This folder provides a tool for training Bayesian survival piecewise exponential models.

img/architecture.png"

This script performs the following steps:

  • Read input configuration file
  • Load data
  • Preprocess data
  • Apply feature selection
  • Fit model
  • Extract performance and posterior estimates plots
  • Make predictions for train and validation sets
  • Make predictions for test set if selected
  • Save model and results in the output directory

Configuration file

The configuration file should respect the following structure. Examples of config files are also at lausanne_player_360/scripts/survival/docs/dummy_experiment/config.

  • config.yaml
    • train_dates: date range of train set to split the data before preprocessing
    • validation_dates: date range of validation set to split the data before preprocessing
    • test_dates: date range of test set to split the data before preprocessing
    • data_sample_frac: float between 0 and 1 to perform the modelling and analysis on a sample of the data.
    • data_input_path: path of the input dataset, e.g. "path/data.parquet"
    • model_type: can be either regularised or simple. If regularised then it uses Horseshoe prior on the feature coefficients. If simple then independent gamma priors are placed on features' precisions.
    • use_test_set: boolean true or false. If true then performance metrics are calculated for test set and predictions are extracted.
    • time_to_event_cutoff: positive integer that cuts off time censoring
    • id_column: name indicating id column, e.g. user_id
    • date_column: name indicating date column, e.g date
    • time_to_event_column: name indicating time to event column, e.g. time_to_event
    • event_column: name to give to event column, e.g churn. This column is constructed during data preprocessing
    • drop_columns: columns to drop, e.g. ["age", "gender"]
    • features_select: features to be selected for modelling
    • feature_selection_args: dictionary of arguments for feature selection.
      • method : It can be stepwise, sparse_correlation or correlation
      • correlation_method: If sparse_correlation or correlation method is used select between pearson and spearman correlations.
      • corr_cutoff: defined between [0,1], if either sparse_correlation or correlation methods are used for feature selection. It will remove one of pairs of features with a correlation greater than this value.
      • p_val_thresh: p-value to consider a feature significant or correlation significant
      • initial_list: features to be used initially in stepwise selection if stepwise method is used.
      • threshold_in: defined between [0,1], in stepwise selection for a feature to be considered significant to enter. It is used only if method is stepwise.
      • threshold_out: defined between [0,1], in stepwise selection for a feature to be considered not significant to leave. It is used only if method is stepwise. lways set threshold_in < threshold_out to avoid infinite looping.
      • n_vars_drop: positive integer indicating number of features to be dropped if correlation method is used.
    • categorical_features: categorical features to be separated during data scaling
    • hyper_param_lambda0: dictionary indicating experiment name and shape, rate parameters for baseline hazard, e.g. exp1: [0.1, 0,1]
    • n_its: positive integer number of variational inference iterations. It is recommended to between 20K and 100K
    • n_samples: positive integer for sampling from the posterior distribution. It is recommended to be between 2K and 5K.
    • continuous_partial_effects: dictionary of numerical features with a list of values to plot partial effects along with the baselines, e.g. level_end: [ 20, 50, 200 ]
    • categorical_partial_effects: list of categorical features to plot partial effects along with the baselines, e.g. ["is_active", "has_subscription"]
    • n_users_trajectories: positive integer in order to plot random users' estimate survival trajectories.
    • hpd_alpha: float between 0 and 1 for HPD alpha to calculate the high density posterior area as [100 * alpha/2, 100 * (1-alpha/2)], e.g. 0.05
    • output_path: path of the output results dataset, e.g. "data/"

Usage

Run the following command line to execute the tool. Be careful to choose the right config file according to the specific task (either "regularised", "simple").

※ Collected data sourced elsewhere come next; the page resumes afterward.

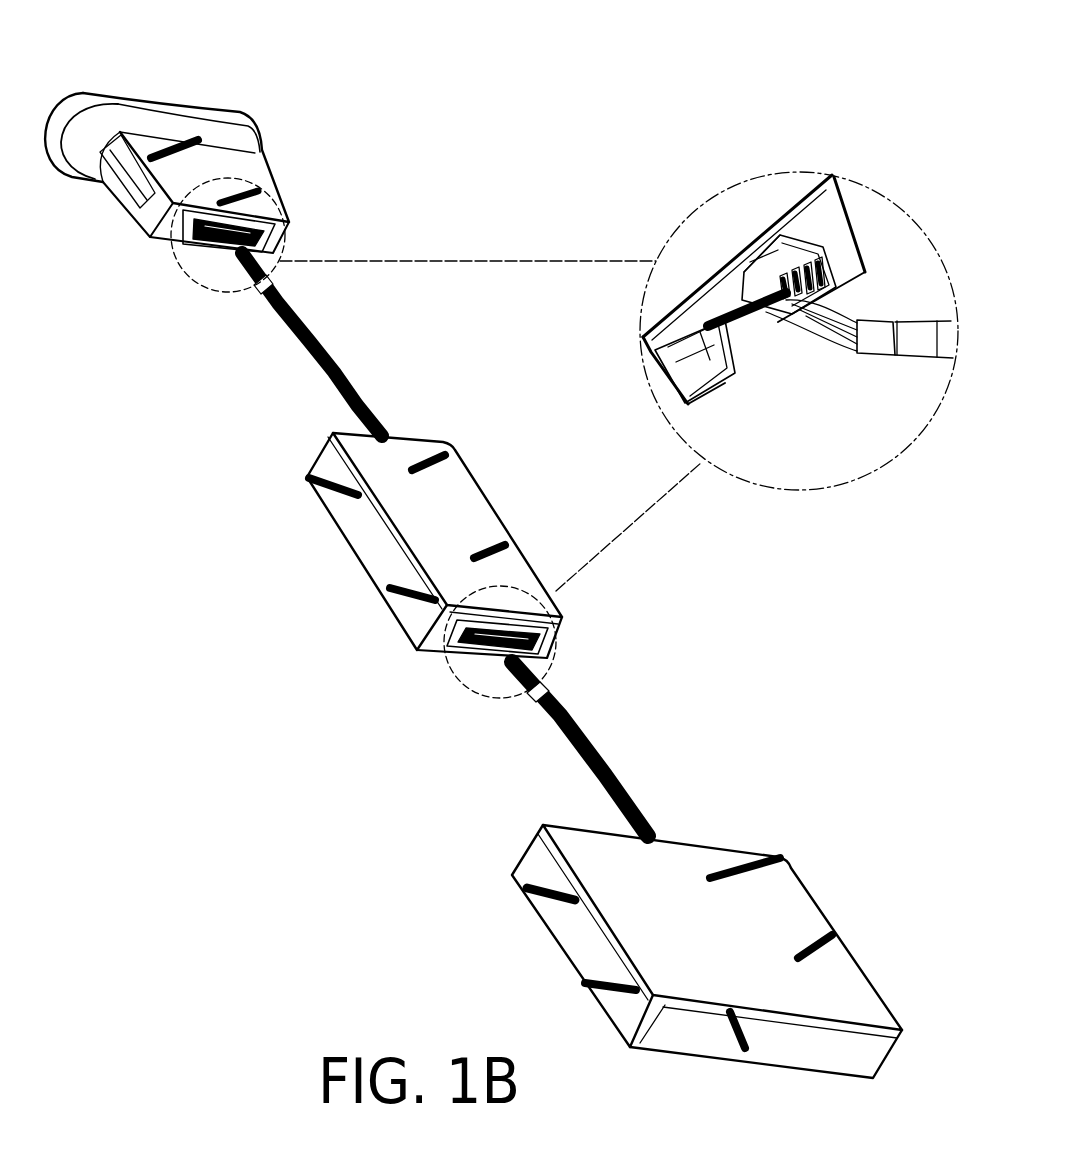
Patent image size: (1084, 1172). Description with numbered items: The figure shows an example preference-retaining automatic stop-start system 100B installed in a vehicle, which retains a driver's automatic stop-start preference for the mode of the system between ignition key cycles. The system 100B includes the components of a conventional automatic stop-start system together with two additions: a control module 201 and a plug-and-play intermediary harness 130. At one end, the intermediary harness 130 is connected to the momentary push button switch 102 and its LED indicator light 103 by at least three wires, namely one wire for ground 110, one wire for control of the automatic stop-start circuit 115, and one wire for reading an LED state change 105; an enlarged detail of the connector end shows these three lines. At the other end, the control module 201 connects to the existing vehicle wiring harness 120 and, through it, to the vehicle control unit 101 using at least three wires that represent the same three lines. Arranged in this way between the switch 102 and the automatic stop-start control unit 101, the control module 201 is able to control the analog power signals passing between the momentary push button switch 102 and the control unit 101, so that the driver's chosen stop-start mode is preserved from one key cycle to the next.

The preference-retaining automatic stop-start system 100B is at (835, 51).
The vehicle control unit 101 is at (703, 843).
The switch 102 is at (210, 110).
The LED indicator light 103 is at (92, 91).
The LED state change line 105 is at (778, 350).
The ground line 110 is at (817, 333).
The automatic stop-start circuit control line 115 is at (803, 340).
The vehicle wiring harness 120 is at (607, 752).
The plug-and-play intermediary harness 130 is at (332, 348).
The control module 201 is at (475, 487).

$ python3 train_survival_model.py [--config_file CONFIG_FILE]

optional arguments:
    --config_file CONFIG_FILE
                        configuration path of the specific process to run

e.g.

$ python3 train_survival_model.py --config_file path/config.yaml

Code structure

Source code

├── docs                                                  <- Documentation.
│   ├── dummy_experiment                                  <- Dummy experiment directory.
│   │   │   └── config.yaml                               <- Dummy experiment configuration.
│   ├── prior_sensitivity_experiments                     <- Real experiment configuration.
│   │   │   └── config.yaml                               <- Dummy experiment configuration.
├── src                                                   <- Directory of the source code.
│   ├── BayesianHorseshoeSurvival.py                      <- Bayesian Survival Horseshoe code.
│   ├── BayesianSurvival.py                               <- Bayesian Survival superclass code.
│   ├── BayesianSurvivalSimple.py                         <- Bayesian Survival unregularised code.
│   ├── DataPreprocessor.py                               <- Data preprossecing code.
│   ├── Evaluation.py                                     <- Evalutation plots and metrics code.
│   ├── FeatureSelector.py                                <- Feature selection code.
│   ├── interval_constructors.py                          <- Interval constructors needed for modelling code.
│   ├── plots_utils.py                                    <- Shared plot utils.
│   ├── PlotBayesianSurvival.py                           <- Code accessing arviz and pymc plots.
│   ├── predictive_functions.py                           <- Predictive functions for BayesianSurvival.
│   └── utils.py                                          <- Shared Python utils.
├── main.py                                               <- Python script to execute.
└── README.md                                             <- Info bayesian piecewise survival model and how to use it.

Experiment results

└── dummy_experiment                                      <- Directory for the experiment results.
    │── experiment_1                                      <- Results plot for the first experiment.
    │   │── model                                         <- Directory for storing model.
    │   │   ├── model.pkl                                 <- Pickle file of model.
    │   │── plots                                         <- Directory of results' plots for the experiment.
    │       ├── baseline_hazard.png                       <- Baseline hazard posteriors.
    │       ├── baseline_survival.png                     <- Baseline survival posteriors.
    │       └── ...                                       <- ...
    │   ├── config.yaml                                   <- Configuration file.
    │   ├── model_results.yaml                            <- Model's summarized results.
    │   └── predictions.csv                               <- Dataset with predictions.
    │── experiment_2                                      <- Results plot for the second experiment.
    │   │── model                                         <- Directory for storing model.
    │   │   ├── model.pkl                                 <- Pickle file of model.
    │   │── plots                                         <- Directory of results' plots for the experiment.
    │       ├── baseline_hazard.png                       <- Baseline hazard posteriors.
    │       ├── baseline_survival.png                     <- Baseline survival posteriors.
    │       └── ...                                       <- ...
    │   ├── config.yaml                                   <- Configuration file.
    │   ├── model_results.yaml                            <- Model's summarized results.
    │   └── predictions.csv                               <- Dataset with predictions.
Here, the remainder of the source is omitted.